ANKARA, Turkey — Turkish aid for the Gaza Strip has been sent from the country’s southern coast for the second time since relations were normalized between Israel and Ankara in June, a Turkish official said Saturday.
A humanitarian aid ship bound for Israel’s southern port of Ashdod left Mersin on Friday, the official said, “the second major shipment of humanitarian aid to Gaza since an agreement was reached.”
The shipment is the first since Turkish lawmakers ratified the deal to normalize ties between the two countries late last month.
Under the deal, Israel will pay Turkey $20 million (17.7 million euros) in compensation for a botched Israeli commando raid on a Gaza-bound Turkish aid ship in 2010 that left 10 Turks dead.
The official, who did not wish to be named, said Ankara had sent 100 wheelchairs, 1,000 bicycles, 100,000 backpacks and stationery kits, 300,000 pieces of clothing and 350,000 diapers.
The shipment also contained 1,288 tons of flour, 170 tons of rice, 64 tons of sugar, 95 tons of vegetable oil, the official said.

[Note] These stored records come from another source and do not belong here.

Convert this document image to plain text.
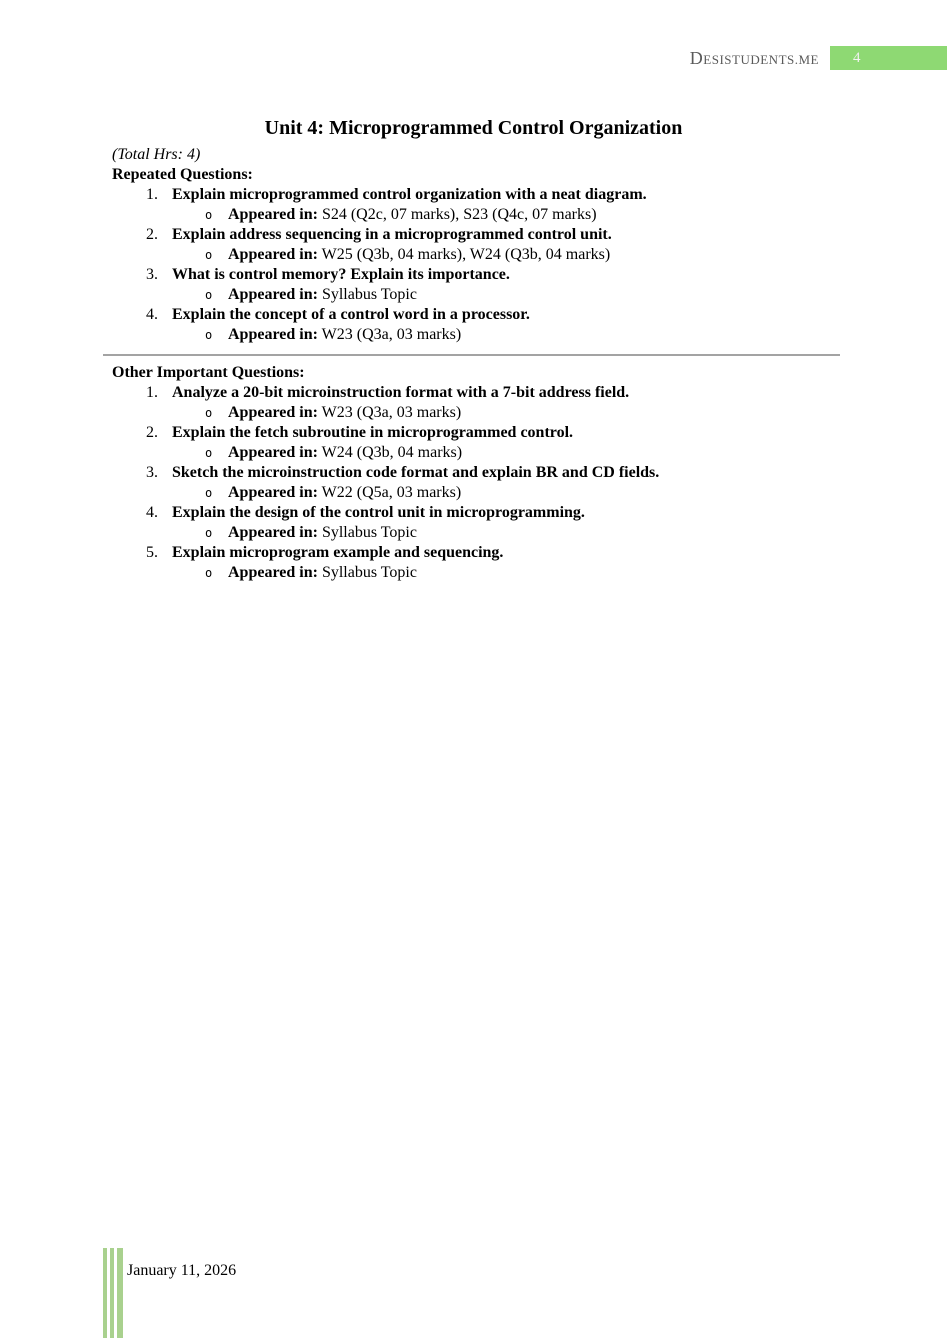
DESISTUDENTS.ME 4
Unit 4: Microprogrammed Control Organization
(Total Hrs: 4)
Repeated Questions:
1. Explain microprogrammed control organization with a neat diagram.
o Appeared in: S24 (Q2c, 07 marks), S23 (Q4c, 07 marks)
2. Explain address sequencing in a microprogrammed control unit.
o Appeared in: W25 (Q3b, 04 marks), W24 (Q3b, 04 marks)
3. What is control memory? Explain its importance.
o Appeared in: Syllabus Topic
4. Explain the concept of a control word in a processor.
o Appeared in: W23 (Q3a, 03 marks)
Other Important Questions:
1. Analyze a 20-bit microinstruction format with a 7-bit address field.
o Appeared in: W23 (Q3a, 03 marks)
2. Explain the fetch subroutine in microprogrammed control.
o Appeared in: W24 (Q3b, 04 marks)
3. Sketch the microinstruction code format and explain BR and CD fields.
o Appeared in: W22 (Q5a, 03 marks)
4. Explain the design of the control unit in microprogramming.
o Appeared in: Syllabus Topic
5. Explain microprogram example and sequencing.
o Appeared in: Syllabus Topic
January 11, 2026
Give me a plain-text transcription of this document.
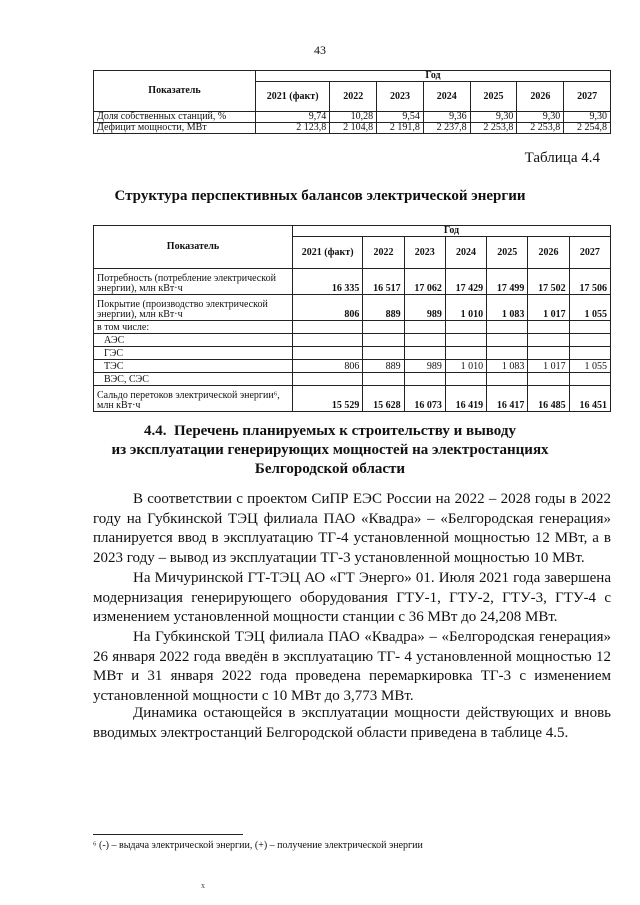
43
Показатель	Год						
	2021 (факт)	2022	2023	2024	2025	2026	2027
Доля собственных станций, %	9,74	10,28	9,54	9,36	9,30	9,30	9,30
Дефицит мощности, МВт	2 123,8	2 104,8	2 191,8	2 237,8	2 253,8	2 253,8	2 254,8
Таблица 4.4
Структура перспективных балансов электрической энергии
Показатель	Год						
	2021 (факт)	2022	2023	2024	2025	2026	2027
Потребность (потребление электрической энергии), млн кВт·ч	16 335	16 517	17 062	17 429	17 499	17 502	17 506
Покрытие (производство электрической энергии), млн кВт·ч	806	889	989	1 010	1 083	1 017	1 055
в том числе:							
АЭС							
ГЭС							
ТЭС	806	889	989	1 010	1 083	1 017	1 055
ВЭС, СЭС							
Сальдо перетоков электрической энергии⁶, млн кВт·ч	15 529	15 628	16 073	16 419	16 417	16 485	16 451
4.4. Перечень планируемых к строительству и выводу
из эксплуатации генерирующих мощностей на электростанциях
Белгородской области

В соответствии с проектом СиПР ЕЭС России на 2022 – 2028 годы в 2022 году на Губкинской ТЭЦ филиала ПАО «Квадра» – «Белгородская генерация» планируется ввод в эксплуатацию ТГ-4 установленной мощностью 12 МВт, а в 2023 году – вывод из эксплуатации ТГ-3 установленной мощностью 10 МВт.

На Мичуринской ГТ-ТЭЦ АО «ГТ Энерго» 01. Июля 2021 года завершена модернизация генерирующего оборудования ГТУ-1, ГТУ-2, ГТУ-3, ГТУ-4 с изменением установленной мощности станции с 36 МВт до 24,208 МВт.

На Губкинской ТЭЦ филиала ПАО «Квадра» – «Белгородская генерация» 26 января 2022 года введён в эксплуатацию ТГ- 4 установленной мощностью 12 МВт и 31 января 2022 года проведена перемаркировка ТГ-3 с изменением установленной мощности с 10 МВт до 3,773 МВт.

Динамика остающейся в эксплуатации мощности действующих и вновь вводимых электростанций Белгородской области приведена в таблице 4.5.

⁶ (-) – выдача электрической энергии, (+) – получение электрической энергии
x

“We expect the items to be distributed to the people of Gaza before the upcoming Islamic holiday,” the official said, referring to the Eid al-Adha holiday, around September 12.
The first shipment reached Gaza on July 4, just in time for the Muslim Eid celebrations marking the end of Ramadan fasting.
Turkey’s ruling Islamic-rooted Justice and Development Party has friendly ties with Gaza’s Hamas rulers, and President Recep Tayyip Erdogan has been a vocal supporter of the Palestinian cause.